In Cincinnati, Bill Koch reported the Univ. of Cincinnati will play two Big East football games next season at 65,535-seat Paul Brown Stadium “instead of at UC’s on-campus Nippert Stadium, which seats 35,000.” UC AD Mike Thomas said, “The decision was based on the hope and expectation that the kind of crowd that we would draw for those two games would exceed the capacity of what we have at Nippert Stadium.” Thomas said that UC’s decision to play two conference games at Paul Brown Stadium “does not necessarily mean the Bearcats are moving toward playing all their home games there,” nor does “it rule out the prospect of renovating Nippert Stadium” (CINCINNATI.com, 2/25).
BAD TIMING: In Miami, Douglas Hanks notes the timing of a possible NFL lockout “carries special implications for the Dolphins.” The team is “in the midst of a public and political effort to pass a state bill allowing Broward and Miami-Dade to raise hotel taxes to partially enclose” Sun Life Stadium and “add high-tech lighting and 3,000 seats near the field.” Florida’s legislative session begins March 8 and ends two months later, meaning lawmakers “could be considering the Dolphins bill in the midst of a season shutdown” (MIAMI HERALD, 2/28).
PLAYING THE WAITING GAME: In California, David Garrick reports Escondido County officials “have postponed indefinitely” a vote on a $50M minor league ballpark development agreement with Padres Vice Chair & CEO Jeff Moorad for the Triple-A Tucson Padres.

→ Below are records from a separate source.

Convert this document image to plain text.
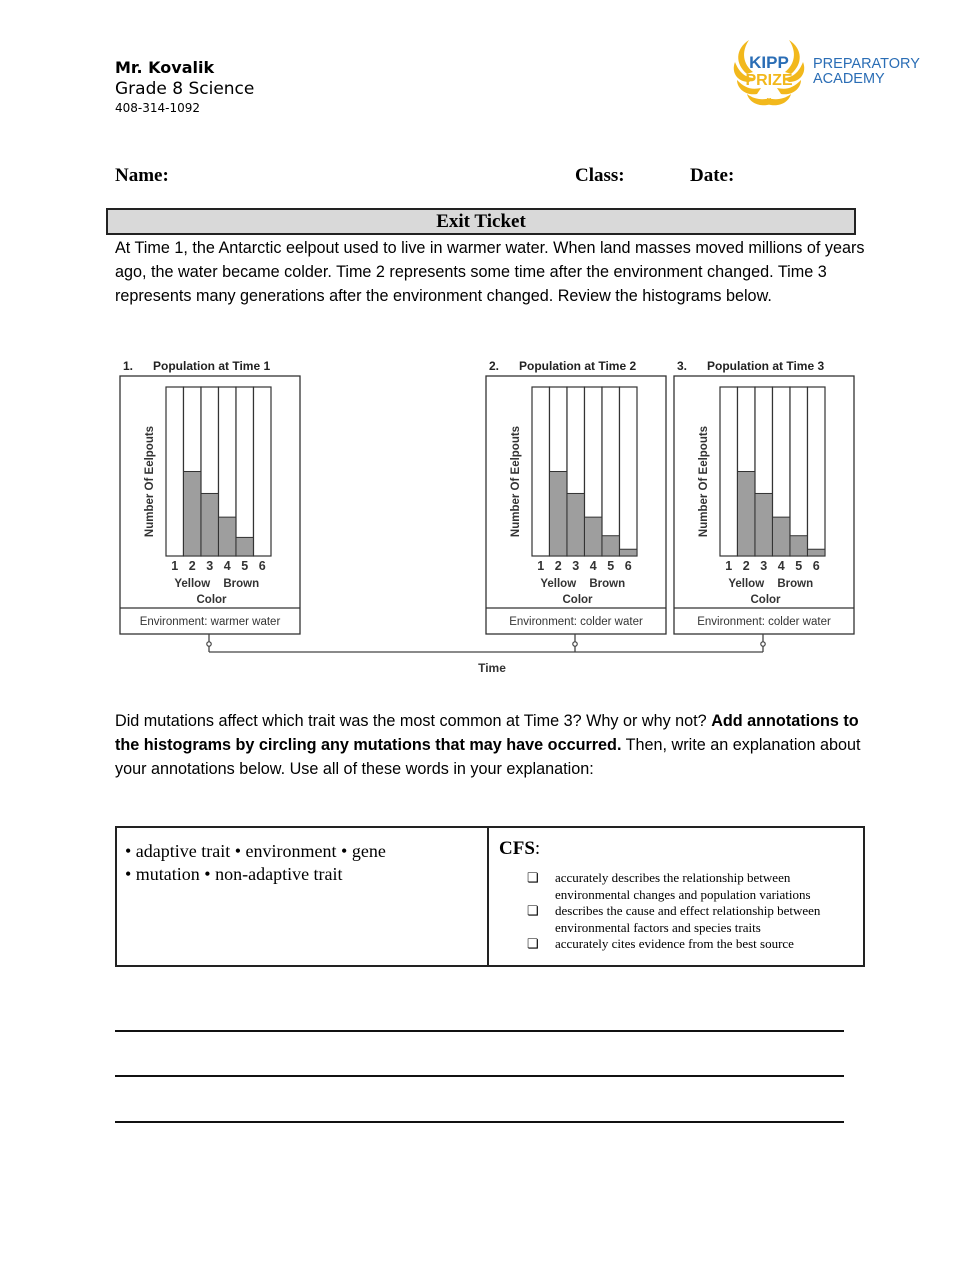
Mr. Kovalik
Grade 8 Science
408-314-1092
KIPP
PRIZE
PREPARATORY
ACADEMY
Name:	Class:	Date:
Exit Ticket
At Time 1, the Antarctic eelpout used to live in warmer water. When land masses moved millions of years ago, the water became colder. Time 2 represents some time after the environment changed. Time 3 represents many generations after the environment changed. Review the histograms below.
1. Population at Time 1
Environment: warmer water
Number Of Eelpouts
1 2 3 4 5 6
Yellow Brown
Color
2. Population at Time 2
Environment: colder water
Number Of Eelpouts
1 2 3 4 5 6
Yellow Brown
Color
3. Population at Time 3
Environment: colder water
Number Of Eelpouts
1 2 3 4 5 6
Yellow Brown
Color
Time
Did mutations affect which trait was the most common at Time 3? Why or why not? Add annotations to the histograms by circling any mutations that may have occurred. Then, write an explanation about your annotations below. Use all of these words in your explanation:
• adaptive trait • environment • gene
• mutation • non-adaptive trait
CFS:
❏ accurately describes the relationship between environmental changes and population variations
❏ describes the cause and effect relationship between environmental factors and species traits
❏ accurately cites evidence from the best source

California Gov. Jerry Brown has proposed a bill that would “abolish redevelopment revenue.” Still, City Manager Clay Phillips and Moorad adviser Steve Peace said that both sides “remain fully committed to the ballpark, and that a short delay based on relatively minor issues would not jeopardize plans to begin constructing the ballpark in January 2012 and have it open in April 2013.” But Phillips and Peace acknowledged that the ballpark deal “would essentially be dead if redevelopment revenue goes away” (NORTH COUNTY TIMES, 2/26).
RETIRE ALREADY: A SEATTLE TIMES editorial notes a bill in the Washington state legislature “aims to continue” Safeco Field taxes to pay for “arts, culture, work-force housing, tourism projects and expanding the Washington State Convention & Trade Center.” The 0.5% restaurant sales tax “dedicated to paying off the bonds on Safeco Field is expected to expire later this year -- four years ahead of schedule.” The editorial: “The citizens paying the taxes were told the tax would expire. Continuing these taxes in any economic climate is bad faith, but more troubling in the current one” (SEATTLE TIMES, 2/28).